Banks should, by now, be protected, says the London-based market risk head at a large UK bank. "If Greece defaults tomorrow and some bank stands up and says ‘I've lost a billion dollars on Greece', they should fire everybody. Greece is an old story. What we're trying to figure out is what happens next. Is it Portugal? Italy? Spain?"
Large banks will have all kinds of assets and liabilities to balance, many of which have long-Europe exposure but which cannot be removed from the balance sheet. Thus they need ways to hedge these exposures in order to reduce risk.
Faced with this range of possibilities, banks have tried to focus on something they can get their hands around – for example, the possibility yields at the long end of the euro interest rate curve could widen substantially or, conversely, tighten. "There are scenarios where the curve should steepen a lot and ones where you could expel a bad country – which would set a precedent – and I think the long end of the euro curve would look just great as a result. So it really could break either way," says the US bank's market risk head.
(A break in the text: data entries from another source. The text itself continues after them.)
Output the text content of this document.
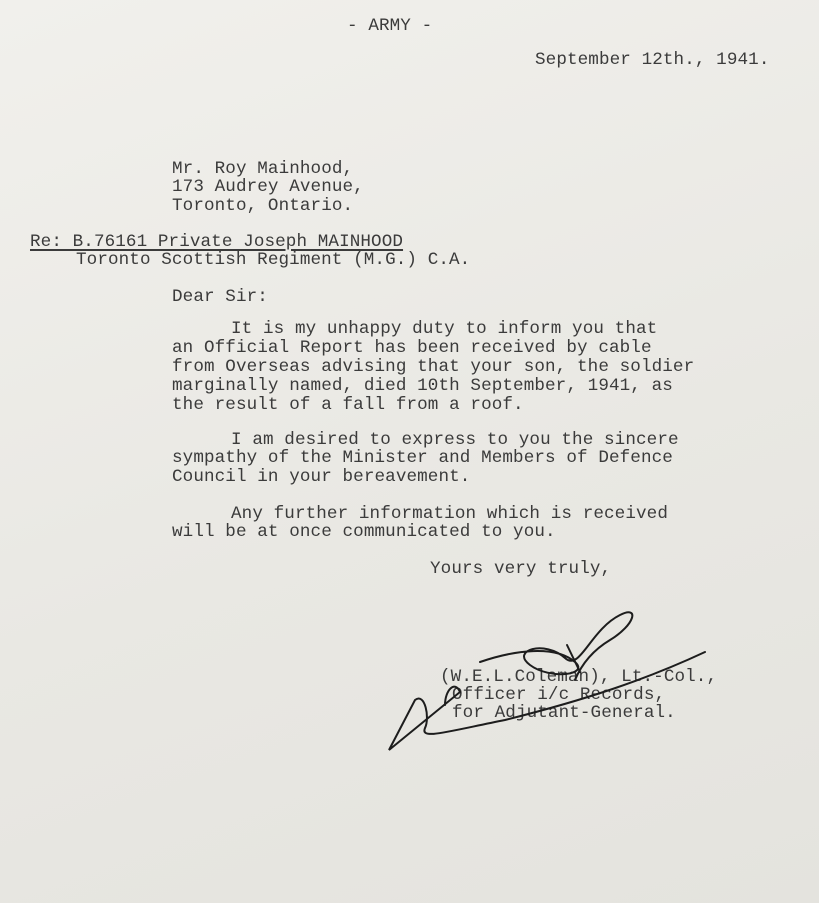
- ARMY -
September 12th., 1941.
Mr. Roy Mainhood,
173 Audrey Avenue,
Toronto, Ontario.
Re: B.76161 Private Joseph MAINHOOD
Toronto Scottish Regiment (M.G.) C.A.
Dear Sir:
It is my unhappy duty to inform you that
an Official Report has been received by cable
from Overseas advising that your son, the soldier
marginally named, died 10th September, 1941, as
the result of a fall from a roof.
I am desired to express to you the sincere
sympathy of the Minister and Members of Defence
Council in your bereavement.
Any further information which is received
will be at once communicated to you.
Yours very truly,
(W.E.L.Coleman), Lt.-Col.,
Officer i/c Records,
for Adjutant-General.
His bank has been seeking to hedge a eurozone crisis scenario by shorting the euro. The European bank's risk manager says the institution has been doing something similar, but using German and French bonds as a proxy for the eurozone and shorting them instead. Of course, those hedges might backfire if Germany did choose to walk away from the single currency. "It's another concern. We're very short Germany and France, as I'm sure a number of other banks are," he says.
Thus take away shorting mechanisms from markets and banks would all simply betting on the same long-Europe trade with no way to insure themselves. It doesn't mean they are net-shorting the euro, and hoping that Europe falls into chaos. In fact most global financial institutions probably remain net-long Europe's financial situation regardless of the short-hedges they may have in currency or sovereign bonds, since a collapse of euro economy would probably still be ugly for them even if mitigated from gains on some short positions.